当該事業における当第1四半期連結累計期間の売上収益は842百万円(同89.3%)、売上総利益は268百万円(同98.6%)となりました。

当第1四半期連結累計期間において、コンサル・アウトソース事業から受注していた原価率の高いイベント制作を意図的に減少させたことで、売上収益は前年同期比で大幅減となりましたが、IR系メディア制作が伸長したことで、売上総利益は前年同期比で微減となりました。

今後は、当社グループの基幹技術である“モチベーションエンジニアリング”によって、更なる優位性の高い商品を開発し、事業の成長に努めて参ります。

 

 

《個人開発ディビジョン》

個人開発ディビジョンでは、当社グループの基幹技術である“モチベーションエンジニアリング”を、キャリアスクール・学習塾等のビジネスに適用し、個人顧客を対象として、主体的・自立的なキャリア創りをトータル支援する“キャリアナビゲーション”を掲げてサービスを展開しております。

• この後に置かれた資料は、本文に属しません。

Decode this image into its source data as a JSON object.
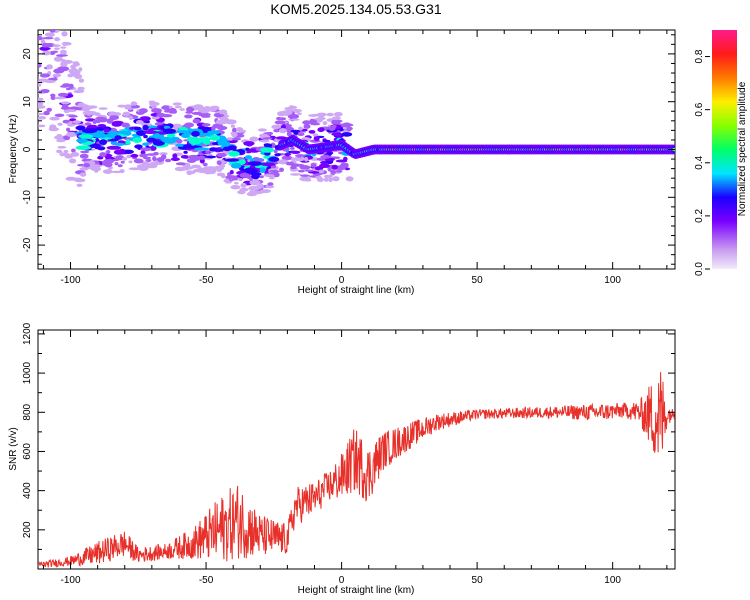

当該セグメントでは、各事業が堅調に推移したため、当第1四半期連結累計期間における売上収益は1,874百万円(同117.0%)、セグメント利益は664百万円(同138.9%)となりました。当第1四半期連結累計期間における事業別の概況は以下の通りであります。

 

(キャリアスクール事業)

当該事業は、組織に依存することなく主体的・自立的に行動する人材を“アイカンパニー(自分株式会社)”と定義して、アイカンパニーの輩出を支援しております。具体的なサービスとして、大学生や社会人を主な対象とした、パソコンスクールの「AVIVA」、資格スクールの「DAIEI」、プログラミングスクールの「AVIVA PRO」、外国語スクール「ロゼッタストーンラーニングセンター」、「ロゼッタストーンプレミアムクラブ」および「ハミングバード」の6つのサービスブランドを掲げ、個人のキャリア向上をワンストップのサービスを提供しております。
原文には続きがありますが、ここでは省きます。